State Security Minister Bongani Bongo 'tried to bribe' state capture lawyer
Evidence leader 'says minister asked him to name his price'
State Security Minister Bongani Bongo is being investigated for allegedly trying to bribe the evidence leader of the parliamentary inquiry into state capture in an attempt to collapse the probe.
The Sunday Times has learnt that Advocate Ntuthuzelo Vanara has submitted an affidavit to parliament accusing Bongo of offering him an "open cheque" to resign as evidence leader in the probe into allegations of state capture at Eskom - to frustrate the process.
National Assembly Speaker Baleka Mbete's office confirmed receipt of the affidavit.
If Vanara's claims are true, this was Bongo's second attempt to block the investigation into state capture.Last month he led a delegation of ANC MPs who went to Luthuli House to plead with party bosses to call off the probe.
Bongo was a backbencher who joined parliament in 2014. He was known for raising frivolous points of order in parliament.
However, he has recently emerged as one of President Jacob Zuma's henchmen. He was one of the MPs who worked tirelessly to convince other ANC parliamentarians not to vote with the opposition in the last vote of no confidence in Zuma.
He is also the subject of a Hawks investigation into the sale of land in Mpumalanga. He is accused of receiving payments from landowners while he was in the employ of the Mpumalanga department of human settlements.
Parliament spokesman Moloto Mothapo said Vanara's affidavit was referred to parliament's joint ethics committee, which is co-chaired by MPs Amos Masondo and Omie Singh, for further investigation.
"The presiding officers have received an affidavit, although we can't disclose its source. As is practice on such matters, they have referred it to parliament's ethics committee.

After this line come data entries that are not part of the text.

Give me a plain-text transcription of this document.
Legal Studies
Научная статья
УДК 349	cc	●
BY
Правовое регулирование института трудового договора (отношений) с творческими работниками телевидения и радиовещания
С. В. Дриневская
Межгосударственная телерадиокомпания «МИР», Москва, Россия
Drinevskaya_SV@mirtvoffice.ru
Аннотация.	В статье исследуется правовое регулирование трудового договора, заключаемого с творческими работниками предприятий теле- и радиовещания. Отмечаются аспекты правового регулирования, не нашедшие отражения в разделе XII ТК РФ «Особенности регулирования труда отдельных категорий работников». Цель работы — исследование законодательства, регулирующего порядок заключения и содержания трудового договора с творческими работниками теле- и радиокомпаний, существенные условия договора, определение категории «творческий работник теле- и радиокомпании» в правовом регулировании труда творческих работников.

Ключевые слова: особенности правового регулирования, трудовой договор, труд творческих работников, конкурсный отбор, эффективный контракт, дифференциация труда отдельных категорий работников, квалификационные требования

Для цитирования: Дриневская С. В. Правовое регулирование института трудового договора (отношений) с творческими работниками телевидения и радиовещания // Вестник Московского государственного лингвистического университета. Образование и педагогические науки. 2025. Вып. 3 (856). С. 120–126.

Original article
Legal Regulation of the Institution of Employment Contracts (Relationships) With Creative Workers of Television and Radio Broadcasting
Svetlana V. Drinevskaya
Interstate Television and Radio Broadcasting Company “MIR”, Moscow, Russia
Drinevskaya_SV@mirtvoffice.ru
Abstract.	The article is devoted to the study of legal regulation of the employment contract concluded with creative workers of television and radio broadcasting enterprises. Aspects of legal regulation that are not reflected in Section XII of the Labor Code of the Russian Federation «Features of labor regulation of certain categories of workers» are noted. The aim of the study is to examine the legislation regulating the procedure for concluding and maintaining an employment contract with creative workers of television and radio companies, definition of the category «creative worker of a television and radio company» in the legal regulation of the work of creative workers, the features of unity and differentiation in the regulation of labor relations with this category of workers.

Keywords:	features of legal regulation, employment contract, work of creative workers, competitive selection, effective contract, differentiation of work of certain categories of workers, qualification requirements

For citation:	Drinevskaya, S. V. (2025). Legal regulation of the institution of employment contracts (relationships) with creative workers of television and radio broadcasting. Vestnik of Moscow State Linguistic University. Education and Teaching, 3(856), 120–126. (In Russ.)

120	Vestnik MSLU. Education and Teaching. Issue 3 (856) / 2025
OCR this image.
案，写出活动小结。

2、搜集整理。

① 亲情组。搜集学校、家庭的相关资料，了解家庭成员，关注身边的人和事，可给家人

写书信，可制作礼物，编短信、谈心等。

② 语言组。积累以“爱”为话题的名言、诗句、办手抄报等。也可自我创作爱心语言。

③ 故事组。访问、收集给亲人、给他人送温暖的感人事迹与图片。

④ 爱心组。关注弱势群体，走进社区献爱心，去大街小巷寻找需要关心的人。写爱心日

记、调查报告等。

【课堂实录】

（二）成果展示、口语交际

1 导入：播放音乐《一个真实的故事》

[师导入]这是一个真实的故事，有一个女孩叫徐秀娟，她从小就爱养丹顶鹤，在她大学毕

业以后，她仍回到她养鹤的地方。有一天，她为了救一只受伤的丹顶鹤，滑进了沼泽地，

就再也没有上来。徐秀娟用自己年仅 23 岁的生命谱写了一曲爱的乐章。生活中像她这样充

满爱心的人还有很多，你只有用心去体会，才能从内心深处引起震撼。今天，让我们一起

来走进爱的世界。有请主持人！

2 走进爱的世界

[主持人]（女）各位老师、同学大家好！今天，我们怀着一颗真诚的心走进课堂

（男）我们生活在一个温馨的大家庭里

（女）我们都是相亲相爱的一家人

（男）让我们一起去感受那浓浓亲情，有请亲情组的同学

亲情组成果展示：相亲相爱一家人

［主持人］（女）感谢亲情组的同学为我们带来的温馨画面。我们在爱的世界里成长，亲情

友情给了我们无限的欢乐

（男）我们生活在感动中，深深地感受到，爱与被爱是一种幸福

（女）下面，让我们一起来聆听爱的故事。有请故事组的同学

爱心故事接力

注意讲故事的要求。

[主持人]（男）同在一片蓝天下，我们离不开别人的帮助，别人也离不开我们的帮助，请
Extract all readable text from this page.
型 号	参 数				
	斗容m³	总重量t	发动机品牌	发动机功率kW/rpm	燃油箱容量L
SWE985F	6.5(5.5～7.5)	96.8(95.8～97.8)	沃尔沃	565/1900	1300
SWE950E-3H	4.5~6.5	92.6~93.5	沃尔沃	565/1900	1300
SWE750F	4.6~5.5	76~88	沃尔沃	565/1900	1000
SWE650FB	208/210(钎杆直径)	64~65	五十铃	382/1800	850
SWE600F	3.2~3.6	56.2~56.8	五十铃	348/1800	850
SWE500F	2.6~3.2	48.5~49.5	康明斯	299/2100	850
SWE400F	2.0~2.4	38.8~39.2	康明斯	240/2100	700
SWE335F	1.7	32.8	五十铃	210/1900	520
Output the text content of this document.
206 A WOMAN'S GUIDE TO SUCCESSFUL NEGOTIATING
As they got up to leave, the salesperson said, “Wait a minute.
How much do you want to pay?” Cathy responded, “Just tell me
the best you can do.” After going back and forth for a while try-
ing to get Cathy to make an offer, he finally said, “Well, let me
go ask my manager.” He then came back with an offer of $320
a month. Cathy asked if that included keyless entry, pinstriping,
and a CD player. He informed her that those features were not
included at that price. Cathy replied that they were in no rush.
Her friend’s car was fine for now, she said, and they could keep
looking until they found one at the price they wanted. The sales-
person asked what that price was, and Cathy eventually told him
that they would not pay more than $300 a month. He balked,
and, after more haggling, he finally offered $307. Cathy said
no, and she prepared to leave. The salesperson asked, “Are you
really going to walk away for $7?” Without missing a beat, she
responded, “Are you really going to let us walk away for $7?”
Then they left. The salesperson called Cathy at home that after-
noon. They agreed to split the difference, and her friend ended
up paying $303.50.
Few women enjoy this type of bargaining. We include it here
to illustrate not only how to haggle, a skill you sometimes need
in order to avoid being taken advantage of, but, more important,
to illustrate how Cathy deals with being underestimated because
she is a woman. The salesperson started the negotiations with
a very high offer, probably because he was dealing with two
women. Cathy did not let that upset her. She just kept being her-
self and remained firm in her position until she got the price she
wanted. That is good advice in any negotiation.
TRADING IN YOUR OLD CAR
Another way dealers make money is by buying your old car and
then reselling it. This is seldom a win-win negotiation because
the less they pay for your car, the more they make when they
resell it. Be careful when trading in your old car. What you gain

It is hoped that the committee will swiftly deal with the matter and report back to both the speaker and the House upon conclusion," said Mothapo in a written response.
He declined to confirm the name of the minister implicated by Vanara, although those with intimate knowledge of the matter say it is Bongo.
"We are unable to disclose against whom the allegations in the affidavit are made due to the confidential nature of the affidavit and respect to the confidentiality of the committee process," said Mothapo.
Speaking through his spokesman, Brian Dube, Bongo did not deny or confirm the bribery claims, with Dube saying only: "He has asked parliament to furnish him with the affidavit.He's asking to have a look at the affidavit so that he can consider his legal options."
Insiders said Vanara claimed that Bongo offered him a blank cheque at a meeting in the minister's parliamentary office. Bongo is said to have asked Vanara to "name his price".It is understood that Vanara did not decline or accept the offer but immediately prepared a sworn statement which he submitted to his bosses, secretary to the National Assembly Masibulele Xaso and the acting secretary to parliament Baby Tyawa.
Xaso and Tyawa then escalated the matter to Mbete, who on Friday decided that it should be investigated by the joint ethics committee.
Singh said he would be meeting Vanara on Tuesday to discuss the matter before tabling it at a full sitting of the joint ethics committee.
"I've not received that document as yet. It has not come to me as yet. Vanara has got it. I'm meeting him on Tuesday," said Singh.
Vanara declined to comment on the matter, saying he was not authorised to discuss it publicly.
But those close to him said he was convinced that there was "good cause for the institution to pursue the matter".
One insider who is familiar with the matter said: "We've heard that they are offering him money, and I can tell you that they won't win against that guy."
The alleged bribery offer to Vanara came just as he came under political pressure this week when his integrity was attacked by Public Enterprises Minister Lynne Brown and her deputy, Ben Martins.
Also, the office of the state law adviser threatened to report Vanara to the General Council of the Bar of South Africa, saying he had a conflict of interest by being the evidence leader in the inquiry when he was a full-time employee of parliament.
Brown and Martins alleged Vanara was guilty of procedural unfairness because he had not allowed them right of reply to some of the allegations that were made against them during the evidence given by Eskom employees.